Secondly, the periodicity of the centroid position, regardless of it being parallel to the x- or y-axis, becomes apparent after the pump current reaches 2.2 A. Every period is around two minutes. The period pertained to the TEC’s cooling efficiency and the Nd:YVO₄’s thermal conductivity.

Furthermore, the R and SD of the 1.8A pump current exceed those of other pump currents, owing to mode competition near the threshold pump power. At every pump current, the y-axis’s range is more extensive than that of the x-axis. This is because the imperfect heat-sink structure impaired heat dissipation for the crystal in the y-axis.

On the other hand, as the current increased, the variation in the centroid position reduced generally. This trend existed throughout the entire process of the current increase, and we selected several currents to demonstrate this trend.

Figure 5 provides spot centroid-position changes after the insertion of K9 FP etalons into the oscillator of the Nd:YVO₄ laser. The centroid-position results with 4% (Figure 5a) and 80%-reflectivity (Figure 5b) were recorded at 1.83 A and 2.40 A pump currents. Blue and purple lines signify the output spot’s centroid positions in the x-axis and y-axis directions, respectively. We worked out the SD and R of those parameters in Figure 5a,b.

As demonstrated in Figure 5a, after the K9 FP etalon with 4% reflectivity was inserted into the laser, the x-axis and y-axis centroids of the output laser spot still moved periodically. The periods of those two centroids approximate that of the output power with the insertion of the same FP etalon. In Figure 5b, the spot centroid with the 80%-reflectivity etalon had a trend similar to that of the output power with the same etalon.

Compared with the cases without any FP etalon, the range and the standard deviation of spot centroid position with FP etalons are higher. This rise shows that after the etalon was placed into the laser, the etalon’s refraction to the laser and modulation on the longitudinal mode gain aggravated the optical path change.

4.2.4. LT Etalon’s Compensation for Optical Path-Length Change

To maintain the laser’s SLM operation, we replaced the K9 etalon with an LT etalon. A 160V voltage was applied to the LT etalon to generate SLM oscillation at the beginning. The light green and orange waveforms in Figure 6a are the oscillating modes before and after longitudinal mode drift, respectively. This drift of about 0.19 GHz happened and a second longitudinal mode oscillated during the first 25 s in Figure 6b. In this interval, the laser spot’s centroid positions along the x- and y-axes move down slightly, as Figure 6b records. In the next 15 s, we changed the voltage on LT etalon to −240 V. The bottle green line in Figure 6b demonstrates that the SLM oscillation returned while another 0.06 GHz drift developed relative to MLM operation.
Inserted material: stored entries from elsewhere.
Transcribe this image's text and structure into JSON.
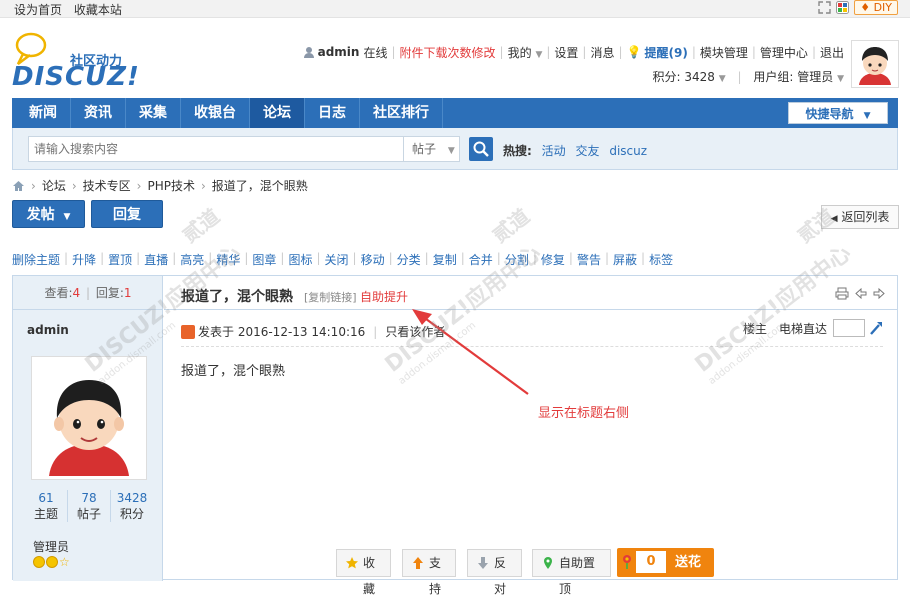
{
  "topbar": {
    "links": [
      "设为首页",
      "收藏本站"
    ],
    "diy_label": "DIY"
  },
  "logo": {
    "tagline": "社区动力",
    "brand": "DISCUZ!"
  },
  "user": {
    "name": "admin",
    "online": "在线",
    "attachment_link": "附件下载次数修改",
    "mine": "我的",
    "settings": "设置",
    "messages": "消息",
    "reminders": "提醒(9)",
    "block_admin": "模块管理",
    "admin_center": "管理中心",
    "logout": "退出",
    "credits": "积分: 3428",
    "usergroup": "用户组: 管理员"
  },
  "nav": {
    "items": [
      "新闻",
      "资讯",
      "采集",
      "收银台",
      "论坛",
      "日志",
      "社区排行"
    ],
    "active_index": 4,
    "quick_nav": "快捷导航"
  },
  "search": {
    "placeholder": "请输入搜索内容",
    "type": "帖子",
    "hot_label": "热搜:",
    "hot_words": [
      "活动",
      "交友",
      "discuz"
    ]
  },
  "breadcrumb": [
    "论坛",
    "技术专区",
    "PHP技术",
    "报道了，混个眼熟"
  ],
  "actions": {
    "post": "发帖",
    "reply": "回复",
    "back": "返回列表"
  },
  "moderation": [
    "删除主题",
    "升降",
    "置顶",
    "直播",
    "高亮",
    "精华",
    "图章",
    "图标",
    "关闭",
    "移动",
    "分类",
    "复制",
    "合并",
    "分割",
    "修复",
    "警告",
    "屏蔽",
    "标签"
  ],
  "thread": {
    "views_label": "查看:",
    "views": "4",
    "replies_label": "回复:",
    "replies": "1",
    "title": "报道了，混个眼熟",
    "copy_link": "[复制链接]",
    "boost": "自助提升",
    "content": "报道了，混个眼熟"
  },
  "post": {
    "author": "admin",
    "posted_at": "发表于 2016-12-13 14:10:16",
    "author_only": "只看该作者",
    "floor": "楼主",
    "jump_label": "电梯直达"
  },
  "profile": {
    "stats": [
      {
        "value": "61",
        "label": "主题"
      },
      {
        "value": "78",
        "label": "帖子"
      },
      {
        "value": "3428",
        "label": "积分"
      }
    ],
    "group": "管理员"
  },
  "annotation": "显示在标题右侧",
  "post_actions": {
    "favorite": "收藏",
    "support": "支持",
    "oppose": "反对",
    "self_stick": "自助置顶",
    "flower_count": "0",
    "flower": "送花"
  },
  "watermark": {
    "brand": "DISCUZ!应用中心",
    "url": "addon.dismall.com",
    "word": "贰道"
  },
  "colors": {
    "accent": "#2c6fb8",
    "highlight": "#e23b3b",
    "flower": "#f0840e"
  }
}
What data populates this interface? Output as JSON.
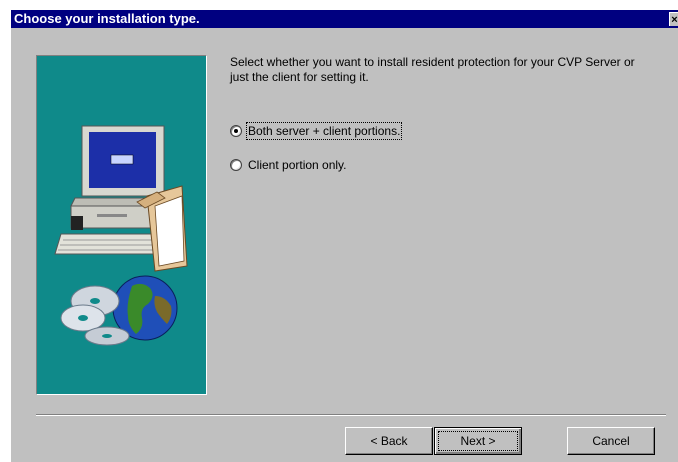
{
  "window": {
    "title": "Choose your installation type.",
    "close_glyph": "×"
  },
  "instructions": "Select whether you want to install resident protection for your CVP Server or just the client for setting it.",
  "options": [
    {
      "label": "Both server + client portions.",
      "selected": true
    },
    {
      "label": "Client portion only.",
      "selected": false
    }
  ],
  "buttons": {
    "back_label": "< Back",
    "next_label": "Next >",
    "cancel_label": "Cancel"
  },
  "colors": {
    "titlebar": "#000080",
    "dialog_bg": "#c0c0c0",
    "art_bg": "#0f8a8a"
  }
}
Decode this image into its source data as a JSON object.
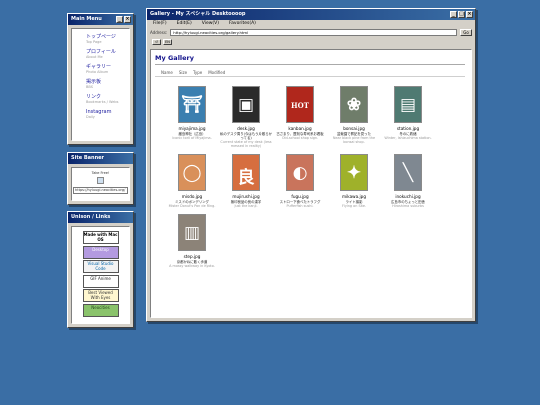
{
  "menu_panel": {
    "title": "Main Menu",
    "items": [
      {
        "label": "トップページ",
        "sub": "Top Page"
      },
      {
        "label": "プロフィール",
        "sub": "About Me"
      },
      {
        "label": "ギャラリー",
        "sub": "Photo Album"
      },
      {
        "label": "掲示板",
        "sub": "BBS"
      },
      {
        "label": "リンク",
        "sub": "Bookmarks / Webs"
      },
      {
        "label": "Instagram",
        "sub": "Daily"
      }
    ]
  },
  "banner_panel": {
    "title": "Site Banner",
    "caption": "Take Free!",
    "url": "https://hyluugi.neocities.org/"
  },
  "links_panel": {
    "title": "Unison / Links",
    "badges": [
      {
        "text": "Made with Mac OS",
        "icon": "apple-icon"
      },
      {
        "text": "Desktop",
        "icon": "purple-badge-icon"
      },
      {
        "text": "Visual Studio Code",
        "icon": "vscode-icon"
      },
      {
        "text": "GIF Anime",
        "icon": "gif-icon"
      },
      {
        "text": "Best Viewed With Eyes",
        "icon": "eye-icon"
      },
      {
        "text": "Neocities",
        "icon": "leaf-icon"
      }
    ]
  },
  "browser": {
    "title": "Gallery - My スペシャル Desktoooop",
    "menu": [
      "File(F)",
      "Edit(E)",
      "View(V)",
      "Favorites(A)"
    ],
    "address_label": "Address:",
    "address": "http://hyluugi.neocities.org/gallery.html",
    "go_label": "Go",
    "tool_buttons": [
      "↺",
      "EN"
    ],
    "heading": "My Gallery",
    "columns": [
      "Name",
      "Size",
      "Type",
      "Modified"
    ],
    "files": [
      {
        "name": "miyajima.jpg",
        "desc": "厳島神社（広島）",
        "desc2": "Iconic torii of Miyajima.",
        "color": "#3b7fb0",
        "glyph": "⛩"
      },
      {
        "name": "desk.jpg",
        "desc": "私のデスク周り(今はもう片散らかってる)",
        "desc2": "Current state of my desk (less messed in reality)",
        "color": "#2a2a2a",
        "glyph": "▣"
      },
      {
        "name": "kanban.jpg",
        "desc": "古さまり、歴刻な寿司系お看板",
        "desc2": "Old-school shop sign.",
        "color": "#b0271c",
        "glyph": "HOT"
      },
      {
        "name": "bonsai.jpg",
        "desc": "盆栽園で昇記を見った",
        "desc2": "Near black pine from the bonsai shop.",
        "color": "#6f7d6a",
        "glyph": "❀"
      },
      {
        "name": "station.jpg",
        "desc": "冬のに着緒",
        "desc2": "Winter, Ishizuchima station.",
        "color": "#4f7a72",
        "glyph": "▤"
      },
      {
        "name": "misdo.jpg",
        "desc": "ミスドのポンデリング",
        "desc2": "Mister Donut's Pon de Ring.",
        "color": "#d9905a",
        "glyph": "◯"
      },
      {
        "name": "mujirushi.jpg",
        "desc": "無印良品の良の漢字",
        "desc2": "Just the kanji.",
        "color": "#d66e3f",
        "glyph": "良"
      },
      {
        "name": "fugu.jpg",
        "desc": "ストロー下食べたトラフグ",
        "desc2": "Pufferfish sushi.",
        "color": "#c9745c",
        "glyph": "◐"
      },
      {
        "name": "mikawa.jpg",
        "desc": "ライト撮影",
        "desc2": "Flying on Site.",
        "color": "#9fb12a",
        "glyph": "✦"
      },
      {
        "name": "inokuchi.jpg",
        "desc": "広島市のちょっと田舎",
        "desc2": "Hiroshima suburbs",
        "color": "#7f8891",
        "glyph": "╲"
      },
      {
        "name": "step.jpg",
        "desc": "京都かねに散く歩道",
        "desc2": "A mossy walkway in Kyoto.",
        "color": "#8c8378",
        "glyph": "▥"
      }
    ]
  }
}
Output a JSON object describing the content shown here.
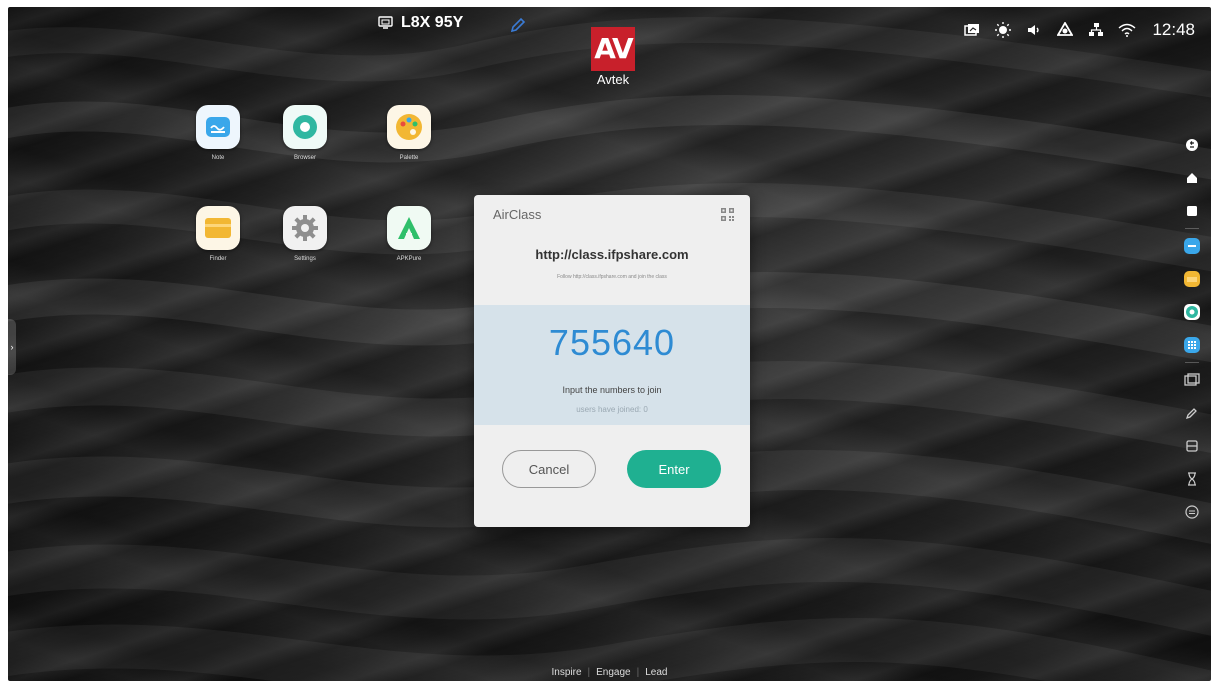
{
  "status_bar": {
    "room_code": "L8X 95Y",
    "time": "12:48",
    "icons": [
      "screen-share-icon",
      "brightness-icon",
      "volume-icon",
      "cloud-icon",
      "network-icon",
      "wifi-icon"
    ]
  },
  "logo": {
    "text": "Avtek"
  },
  "apps": [
    {
      "label": "Note",
      "icon": "note-icon",
      "color": "#3aa7ea"
    },
    {
      "label": "Browser",
      "icon": "browser-icon",
      "color": "#2fb7a1"
    },
    {
      "label": "Palette",
      "icon": "palette-icon",
      "color": "#f2b733"
    },
    {
      "label": "Finder",
      "icon": "finder-icon",
      "color": "#f2b733"
    },
    {
      "label": "Settings",
      "icon": "settings-icon",
      "color": "#8e8e8e"
    },
    {
      "label": "APKPure",
      "icon": "apkpure-icon",
      "color": "#2fbf6a"
    }
  ],
  "dialog": {
    "title": "AirClass",
    "url": "http://class.ifpshare.com",
    "hint": "Follow http://class.ifpshare.com and join the class",
    "code": "755640",
    "input_hint": "Input the numbers to join",
    "joined": "users have joined: 0",
    "cancel_label": "Cancel",
    "enter_label": "Enter"
  },
  "footer": {
    "items": [
      "Inspire",
      "Engage",
      "Lead"
    ]
  },
  "colors": {
    "accent": "#1fb091",
    "code": "#2e8bd3",
    "brand": "#c8202b"
  }
}
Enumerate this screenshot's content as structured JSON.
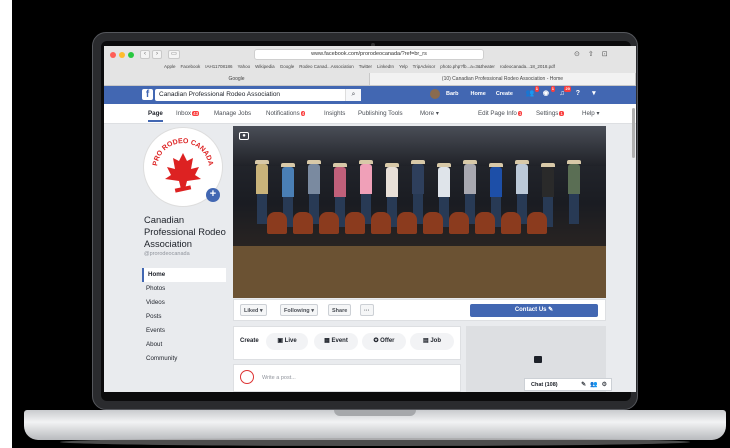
{
  "browser": {
    "url": "www.facebook.com/prorodeocanada/?ref=br_rs",
    "bookmarks": [
      "Apple",
      "Facebook",
      "IAH11708186",
      "Yahoo",
      "Wikipedia",
      "Google",
      "Rodeo Canad...Association",
      "Twitter",
      "LinkedIn",
      "Yelp",
      "TripAdvisor",
      "photo.php?fb...a=3&theater",
      "rodeocanada...18_2018.pdf"
    ],
    "tabs": [
      {
        "label": "Google",
        "active": false
      },
      {
        "label": "(10) Canadian Professional Rodeo Association - Home",
        "active": true
      }
    ]
  },
  "fb": {
    "search_value": "Canadian Professional Rodeo Association",
    "user": "Barb",
    "home": "Home",
    "create": "Create",
    "badges": {
      "friends": "1",
      "messages": "1",
      "notifications": "20"
    }
  },
  "pagenav": {
    "items": [
      {
        "label": "Page"
      },
      {
        "label": "Inbox",
        "badge": "43"
      },
      {
        "label": "Manage Jobs"
      },
      {
        "label": "Notifications",
        "badge": "4"
      },
      {
        "label": "Insights"
      },
      {
        "label": "Publishing Tools"
      },
      {
        "label": "More ▾"
      }
    ],
    "right": [
      {
        "label": "Edit Page Info",
        "badge": "1"
      },
      {
        "label": "Settings",
        "badge": "1"
      },
      {
        "label": "Help ▾"
      }
    ]
  },
  "profile": {
    "logo_text": "PRO RODEO CANADA",
    "name": "Canadian Professional Rodeo Association",
    "handle": "@prorodeocanada"
  },
  "leftnav": [
    "Home",
    "Photos",
    "Videos",
    "Posts",
    "Events",
    "About",
    "Community"
  ],
  "actions": {
    "liked": "Liked ▾",
    "following": "Following ▾",
    "share": "Share",
    "more": "···",
    "contact": "Contact Us ✎"
  },
  "create": {
    "label": "Create",
    "buttons": [
      "Live",
      "Event",
      "Offer",
      "Job"
    ],
    "post_placeholder": "Write a post..."
  },
  "chat": {
    "label": "Chat (108)"
  },
  "colors": {
    "fb_blue": "#4267b2",
    "badge_red": "#fa3e3e",
    "page_bg": "#e9ebee"
  }
}
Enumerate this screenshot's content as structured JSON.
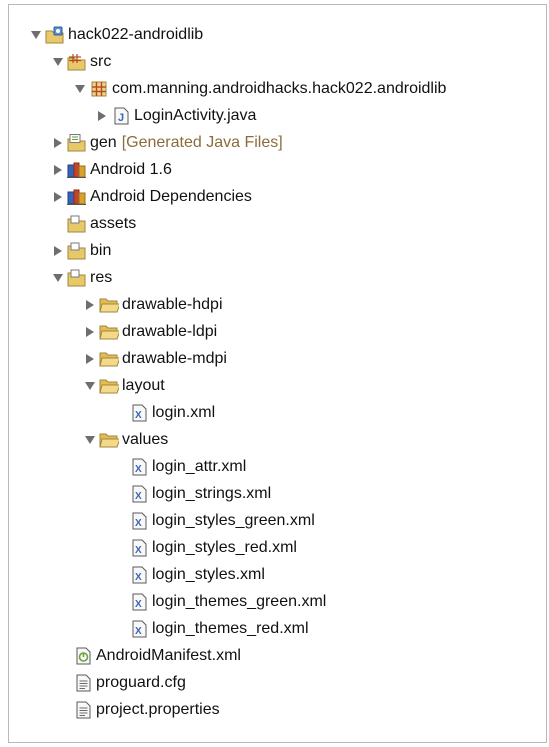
{
  "tree": {
    "project": "hack022-androidlib",
    "src": "src",
    "package": "com.manning.androidhacks.hack022.androidlib",
    "login_activity": "LoginActivity.java",
    "gen": "gen",
    "gen_decoration": "[Generated Java Files]",
    "android_lib": "Android 1.6",
    "android_deps": "Android Dependencies",
    "assets": "assets",
    "bin": "bin",
    "res": "res",
    "drawable_hdpi": "drawable-hdpi",
    "drawable_ldpi": "drawable-ldpi",
    "drawable_mdpi": "drawable-mdpi",
    "layout": "layout",
    "layout_files": [
      "login.xml"
    ],
    "values": "values",
    "values_files": [
      "login_attr.xml",
      "login_strings.xml",
      "login_styles_green.xml",
      "login_styles_red.xml",
      "login_styles.xml",
      "login_themes_green.xml",
      "login_themes_red.xml"
    ],
    "manifest": "AndroidManifest.xml",
    "proguard": "proguard.cfg",
    "project_properties": "project.properties"
  }
}
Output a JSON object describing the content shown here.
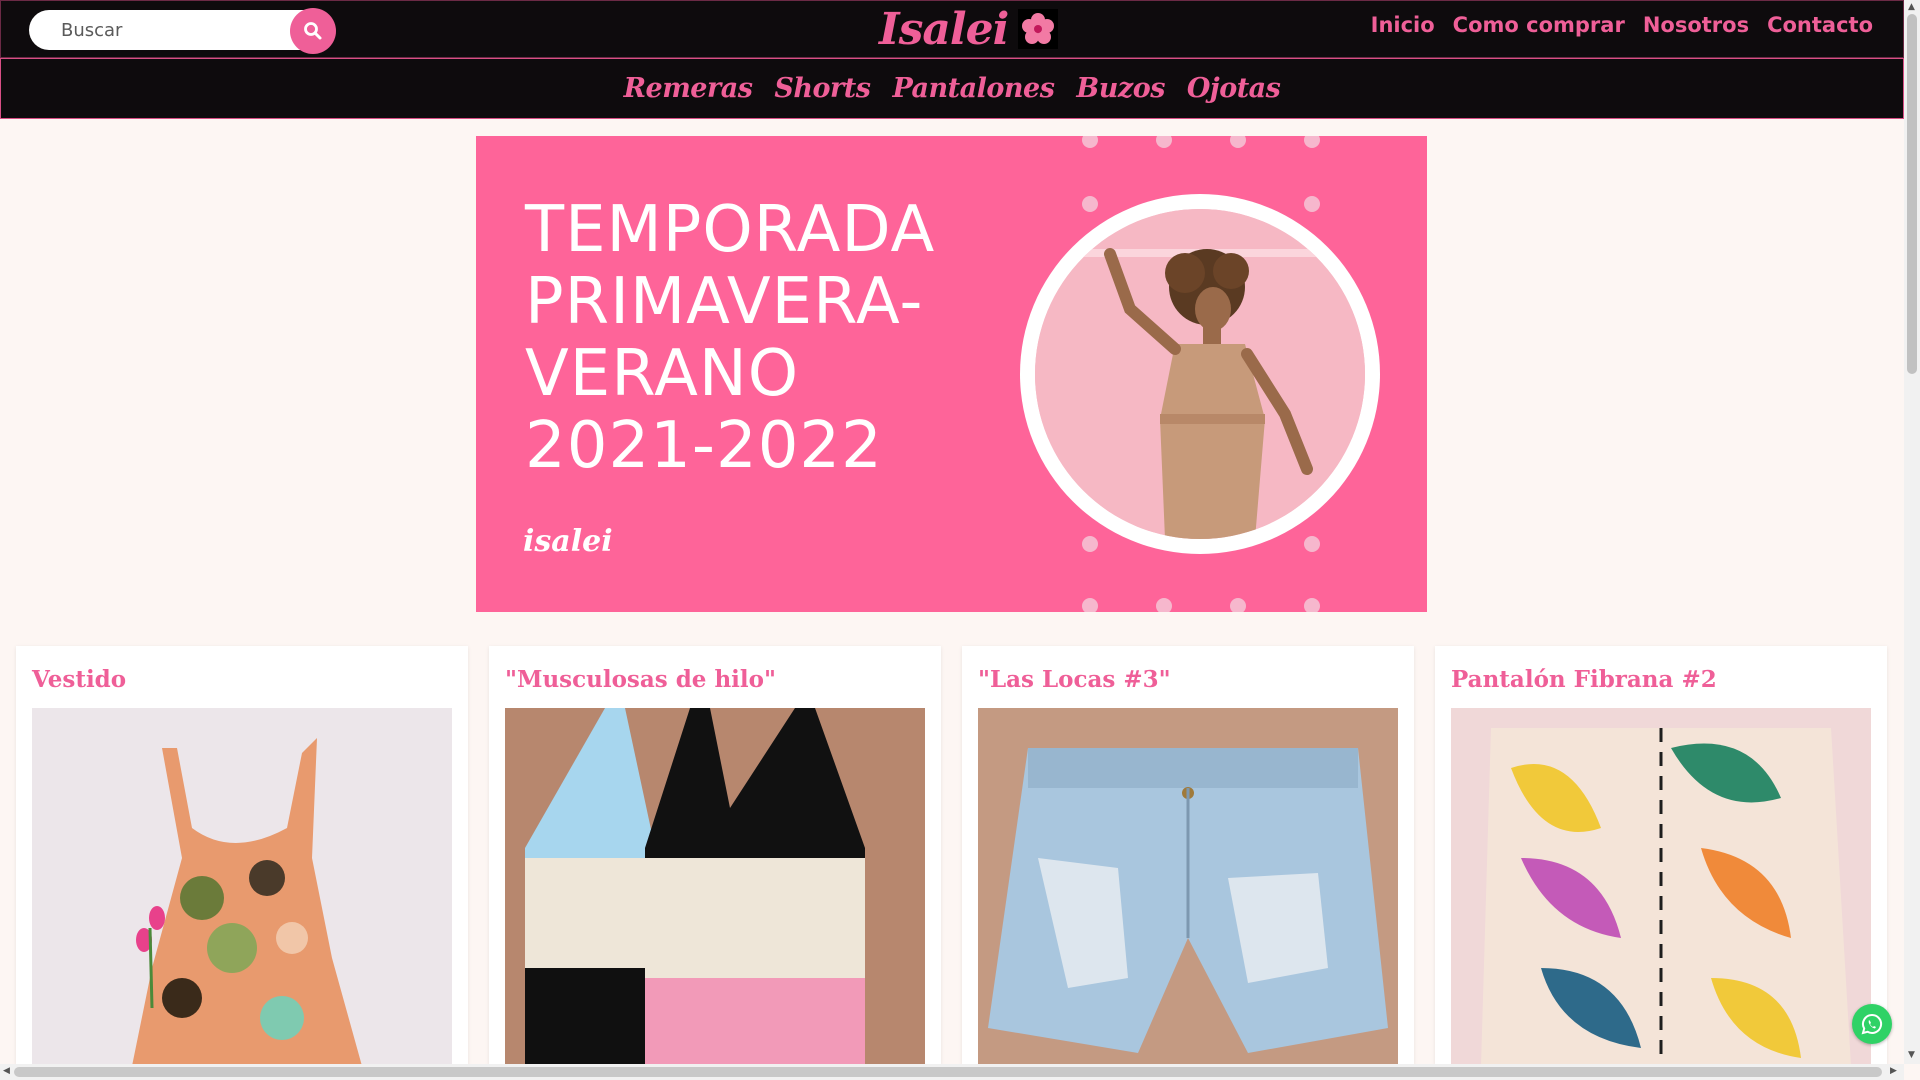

According to Formula (10), a voltage difference of 400 V could bring about a 0.05 μm change in the laser’s optical path and a 0.23 GHz frequency shift for one longitudinal mode. From Formula (11), the same voltage also caused about 2.6 GHz movement of the LT etalon’s transmission peaks. The movement also contributed to the SLM operation in the last 15 s in Figure 6b. On the other hand, the duration of the SLM oscillation was shorter than that of the K9 etalon with the same reflectivity, due to the absorption of the LT crystal to the laser.

5. Conclusions

In this study, we researched the reason for the frequency drift of the oscillating longitudinal mode in an SLM laser. An LT etalon was designed to achieve original SLM oscillation and correct the frequency drift. The 400 V voltage applied to the LT etalon in 15 s restored the laser to SLM oscillation. Nevertheless, we supplied the voltage based on the longitudinal mode waveforms. In the next research, a frequency-feedback system will be developed to compensate for the mode’s frequency drift. The system will monitor the frequency of the oscillating longitudinal mode in real time and apply a more accurate voltage to the LT etalon. We hope that the study could provide a reference for researchers on applying EO crystals in the frequency stabilization of SLM lasers.